Just how big a problem abduction has become will be highlighted this week when Cherie Blair and Hillary Clinton speak at an international conference in London on child welfare and the law.
Both the Prime Minister's wife and the First Lady are lawyers and both have expressed a com-mitment to children's rights. It was not surprising, then, that when asked by Childline founder Esther Rantzen, Mrs Blair agreed to host the charity's conference for law professionals.
There was a more personal reason for Mrs Blair and Mrs Clinton to become involved. They both know Lady Meyer, wife of the British ambassador to the US, who is due to tell the conference how she lost her two sons after a German court ruled they should stay with her former husband.

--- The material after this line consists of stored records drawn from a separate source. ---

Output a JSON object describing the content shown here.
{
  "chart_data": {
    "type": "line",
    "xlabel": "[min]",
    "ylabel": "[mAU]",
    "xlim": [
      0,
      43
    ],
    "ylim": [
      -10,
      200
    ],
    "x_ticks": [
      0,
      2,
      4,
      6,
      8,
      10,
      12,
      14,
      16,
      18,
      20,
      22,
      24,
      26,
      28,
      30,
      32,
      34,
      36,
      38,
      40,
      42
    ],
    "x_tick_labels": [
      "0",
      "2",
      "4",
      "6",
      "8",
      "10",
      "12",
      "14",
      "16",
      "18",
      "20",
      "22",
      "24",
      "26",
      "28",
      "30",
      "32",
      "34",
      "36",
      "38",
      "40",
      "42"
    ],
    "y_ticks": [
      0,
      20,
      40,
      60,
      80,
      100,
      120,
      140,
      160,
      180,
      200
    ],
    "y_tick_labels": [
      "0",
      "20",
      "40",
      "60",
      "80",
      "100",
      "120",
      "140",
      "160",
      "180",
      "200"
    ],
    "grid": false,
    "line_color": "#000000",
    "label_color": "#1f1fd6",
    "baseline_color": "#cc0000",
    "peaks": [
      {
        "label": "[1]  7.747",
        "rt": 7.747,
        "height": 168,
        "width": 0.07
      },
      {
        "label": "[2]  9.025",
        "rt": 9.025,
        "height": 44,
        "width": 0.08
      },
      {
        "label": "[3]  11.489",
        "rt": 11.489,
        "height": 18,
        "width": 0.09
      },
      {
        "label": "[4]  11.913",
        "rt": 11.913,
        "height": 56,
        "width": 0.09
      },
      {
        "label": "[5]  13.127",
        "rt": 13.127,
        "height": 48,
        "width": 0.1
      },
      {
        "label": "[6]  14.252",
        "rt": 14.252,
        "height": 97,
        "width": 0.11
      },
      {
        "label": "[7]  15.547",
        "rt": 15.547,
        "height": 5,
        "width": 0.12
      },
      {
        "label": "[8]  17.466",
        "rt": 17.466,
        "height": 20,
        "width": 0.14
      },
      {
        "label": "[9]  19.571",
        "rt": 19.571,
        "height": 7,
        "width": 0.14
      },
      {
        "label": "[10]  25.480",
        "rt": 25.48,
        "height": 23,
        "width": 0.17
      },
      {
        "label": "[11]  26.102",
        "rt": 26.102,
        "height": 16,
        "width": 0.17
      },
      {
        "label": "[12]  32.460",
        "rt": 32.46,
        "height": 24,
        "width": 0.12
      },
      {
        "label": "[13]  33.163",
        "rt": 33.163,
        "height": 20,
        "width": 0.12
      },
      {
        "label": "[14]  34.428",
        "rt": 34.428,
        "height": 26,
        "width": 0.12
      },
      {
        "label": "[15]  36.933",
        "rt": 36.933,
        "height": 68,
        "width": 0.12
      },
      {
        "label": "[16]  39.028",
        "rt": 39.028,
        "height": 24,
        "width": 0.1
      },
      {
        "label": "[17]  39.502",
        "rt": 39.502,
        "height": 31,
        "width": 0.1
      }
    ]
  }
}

Other speakers will describe just how uneven provision is for parents whose estranged children have been snatched. In Australia they can get welfare, legal aid and sympathetic treatment from a court. Yet in some parts of the US it can cost up to $80,000 to fight a custody case.
Sandra Fenn of Reunite says: "We want to see the convention implemented in a standard way by all signatories, giving those left behind and abductors the same treatment, and equal access to an impartial judge."
Last year, 51 children were returned overseas from England and Wales under the Hague Convention. Before children are sent back, overseas parents have to provide undertakings for arrangements they will make for maintenance payments, housing, schooling, and medical care.
But even the Law Society, which supports the principles of the convention and praises the reputation of the courts in returning runaways, concedes that in many countries these promises are not legally enforceable.
Karen Gist, 40, has not seen her six-year-old daughter for two years, since both of them were sent back to the US to fight a custody battle with her ex-partner in May 1997. On arrival she was taken to a courthouse in San Francisco for a hearing before a judge who ordered that the child should stay with her father for the weekend.
When he failed to return their daughter, Karen went into shock, and was taken to a psychiatric unit until her father tracked her down and got her back to the UK. Her ex-partner applied for, and won, custody of their daughter.
"I wasn't even allowed to say goodbye," she said. "I thought my own country would stand by me, but instead the courts sent us back. They didn't look at the case as a human issue."